The first time I tried Widow Jane I was disgusted. It had been sold to me as the next great bourbon but all I picked up from that glass was warm sea air while sucking on an uneven beach rock. Negativity washed over me, as WJ is not a cheap pour, finished in Brooklyn and - at the moment - completely oversold.

Ugh, it was Hipster bourbon. Hipsters are the people who made great bourbon inaccessible, created real and contrived scarcity and fake Makers Mark shortage scares that show up in my Twitter mentions from panicked drinkers regularly. Jane deserved to be a widow. I moved on.

Months later another glass of Jane was placed in front of me and those sour memories came back. I politely thanked the donor, took a sip and...what the hell. I took another, then asked for a water back. Swish. Another sip of Jane.
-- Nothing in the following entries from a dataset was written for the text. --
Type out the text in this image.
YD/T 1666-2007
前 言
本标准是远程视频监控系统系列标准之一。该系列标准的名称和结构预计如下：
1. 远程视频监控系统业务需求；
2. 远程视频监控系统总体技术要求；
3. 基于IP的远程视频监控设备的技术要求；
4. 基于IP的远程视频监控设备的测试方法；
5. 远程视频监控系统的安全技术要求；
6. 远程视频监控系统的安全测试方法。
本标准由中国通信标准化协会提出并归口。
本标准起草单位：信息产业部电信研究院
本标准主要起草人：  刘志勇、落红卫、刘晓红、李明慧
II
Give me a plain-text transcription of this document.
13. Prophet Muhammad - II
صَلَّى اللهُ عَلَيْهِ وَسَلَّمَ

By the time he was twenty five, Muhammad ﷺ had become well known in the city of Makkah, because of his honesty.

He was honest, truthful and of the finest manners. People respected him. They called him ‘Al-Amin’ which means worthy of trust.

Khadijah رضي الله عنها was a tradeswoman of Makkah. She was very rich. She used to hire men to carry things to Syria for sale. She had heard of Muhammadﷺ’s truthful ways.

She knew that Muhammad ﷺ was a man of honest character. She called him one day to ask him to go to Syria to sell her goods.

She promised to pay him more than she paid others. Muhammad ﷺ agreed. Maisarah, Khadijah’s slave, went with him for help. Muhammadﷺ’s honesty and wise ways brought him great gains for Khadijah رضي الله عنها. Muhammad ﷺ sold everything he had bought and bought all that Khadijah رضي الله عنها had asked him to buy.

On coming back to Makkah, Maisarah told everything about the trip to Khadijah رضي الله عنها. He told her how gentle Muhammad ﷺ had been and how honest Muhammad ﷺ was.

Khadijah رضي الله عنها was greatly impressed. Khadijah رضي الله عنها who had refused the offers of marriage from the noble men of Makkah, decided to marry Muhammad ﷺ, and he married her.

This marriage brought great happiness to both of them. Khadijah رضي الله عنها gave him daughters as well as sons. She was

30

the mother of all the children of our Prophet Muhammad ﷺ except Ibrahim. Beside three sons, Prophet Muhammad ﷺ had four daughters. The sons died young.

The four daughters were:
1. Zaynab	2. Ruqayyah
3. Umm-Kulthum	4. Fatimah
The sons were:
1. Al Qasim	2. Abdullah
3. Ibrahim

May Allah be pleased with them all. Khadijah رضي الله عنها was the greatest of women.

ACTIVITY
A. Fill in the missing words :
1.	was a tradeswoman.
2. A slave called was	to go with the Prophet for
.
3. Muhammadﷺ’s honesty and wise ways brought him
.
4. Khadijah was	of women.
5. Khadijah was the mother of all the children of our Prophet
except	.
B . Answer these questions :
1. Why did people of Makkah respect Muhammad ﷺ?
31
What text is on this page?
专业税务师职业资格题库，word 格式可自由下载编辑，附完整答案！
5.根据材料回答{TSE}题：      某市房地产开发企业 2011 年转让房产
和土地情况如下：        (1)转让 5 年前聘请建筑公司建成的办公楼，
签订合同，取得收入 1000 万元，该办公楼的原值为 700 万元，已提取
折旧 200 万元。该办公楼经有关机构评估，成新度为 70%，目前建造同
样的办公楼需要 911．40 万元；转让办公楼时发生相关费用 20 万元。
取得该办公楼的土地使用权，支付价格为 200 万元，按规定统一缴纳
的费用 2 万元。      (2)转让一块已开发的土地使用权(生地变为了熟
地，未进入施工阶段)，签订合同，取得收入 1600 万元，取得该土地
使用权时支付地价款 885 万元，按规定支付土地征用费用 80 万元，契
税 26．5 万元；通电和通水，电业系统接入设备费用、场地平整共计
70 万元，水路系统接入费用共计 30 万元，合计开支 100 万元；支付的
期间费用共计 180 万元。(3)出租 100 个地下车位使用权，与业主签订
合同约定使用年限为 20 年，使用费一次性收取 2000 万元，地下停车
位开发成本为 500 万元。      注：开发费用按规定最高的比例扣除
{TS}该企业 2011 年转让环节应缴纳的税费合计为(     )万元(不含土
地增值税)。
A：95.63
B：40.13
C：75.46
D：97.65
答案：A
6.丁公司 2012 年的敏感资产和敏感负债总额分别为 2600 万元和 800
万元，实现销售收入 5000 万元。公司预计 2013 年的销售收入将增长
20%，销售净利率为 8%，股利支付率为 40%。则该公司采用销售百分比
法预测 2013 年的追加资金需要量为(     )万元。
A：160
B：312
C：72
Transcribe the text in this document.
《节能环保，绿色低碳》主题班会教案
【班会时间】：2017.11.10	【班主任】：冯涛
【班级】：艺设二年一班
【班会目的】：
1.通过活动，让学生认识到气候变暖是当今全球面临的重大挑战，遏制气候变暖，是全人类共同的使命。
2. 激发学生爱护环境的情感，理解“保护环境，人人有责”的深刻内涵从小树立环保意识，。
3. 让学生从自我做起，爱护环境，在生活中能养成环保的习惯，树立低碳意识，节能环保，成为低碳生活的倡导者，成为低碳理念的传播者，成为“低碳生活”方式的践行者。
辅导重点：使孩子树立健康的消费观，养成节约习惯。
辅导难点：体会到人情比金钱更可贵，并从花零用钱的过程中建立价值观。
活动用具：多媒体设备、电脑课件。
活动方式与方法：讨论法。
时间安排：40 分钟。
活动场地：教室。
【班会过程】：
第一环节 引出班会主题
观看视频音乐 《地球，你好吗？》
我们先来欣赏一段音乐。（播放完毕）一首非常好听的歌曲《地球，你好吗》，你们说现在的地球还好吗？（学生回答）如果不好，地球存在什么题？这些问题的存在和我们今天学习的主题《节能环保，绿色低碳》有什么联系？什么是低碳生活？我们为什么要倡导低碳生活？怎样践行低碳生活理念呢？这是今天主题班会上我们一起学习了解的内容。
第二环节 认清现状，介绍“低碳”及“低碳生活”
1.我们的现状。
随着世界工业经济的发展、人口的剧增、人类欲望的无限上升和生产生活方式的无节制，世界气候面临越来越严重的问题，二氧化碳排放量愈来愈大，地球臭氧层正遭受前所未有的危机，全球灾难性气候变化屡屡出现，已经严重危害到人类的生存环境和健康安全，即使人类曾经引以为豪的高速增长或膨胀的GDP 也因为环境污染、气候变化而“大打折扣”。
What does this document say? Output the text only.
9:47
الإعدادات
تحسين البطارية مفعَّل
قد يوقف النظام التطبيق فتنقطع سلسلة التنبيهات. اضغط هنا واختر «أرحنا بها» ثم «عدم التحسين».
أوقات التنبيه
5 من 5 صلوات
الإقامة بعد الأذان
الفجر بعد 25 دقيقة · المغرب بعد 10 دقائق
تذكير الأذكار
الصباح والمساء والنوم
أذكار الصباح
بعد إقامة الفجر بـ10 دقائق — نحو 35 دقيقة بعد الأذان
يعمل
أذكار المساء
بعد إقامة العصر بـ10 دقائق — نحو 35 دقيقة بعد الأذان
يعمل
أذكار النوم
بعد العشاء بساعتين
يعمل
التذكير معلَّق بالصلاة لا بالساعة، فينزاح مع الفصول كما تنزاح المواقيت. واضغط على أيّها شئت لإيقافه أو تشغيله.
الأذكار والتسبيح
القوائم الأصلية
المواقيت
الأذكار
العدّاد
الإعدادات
What is this? It was a subtle citrus and aged parchment combination, while a smirking chambermaid apparition with a peppermill whispered, "coffeeeee beeeeans" into my ear. What a bouquet. What a nice finish.

And like that, Widow Jane was good again. Perhaps the culprit on my first journey was a poorly-washed or badly-rinsed bar glass, which is both disgusting and unfortunately common.

A couple of Situationals ago I mentioned I was heading to this event: 

New York City hosts a fun annual tradition... the Beer, Bourbon and BBQ Festival in Manhattan...60 beers, 40 bourbons and copious amounts of barbecue.

I sampled 25 different bourbons that afternoon, but one of the few I ventured back to for full-sized pours was Jane. It's recommended, albeit pricey (not at a festival, mind you) and highly compatible with both a clean glass and an earnest second chance.


The Playoff

It would be super uncool to demand that readers watch a 34-year old football movie without giving them a free and convenient way to do so.

Now all you need is a bucket of hot buttered popcorn and a bottle of Widow Jane.

Thanks for getting Situational today. Go Bucks.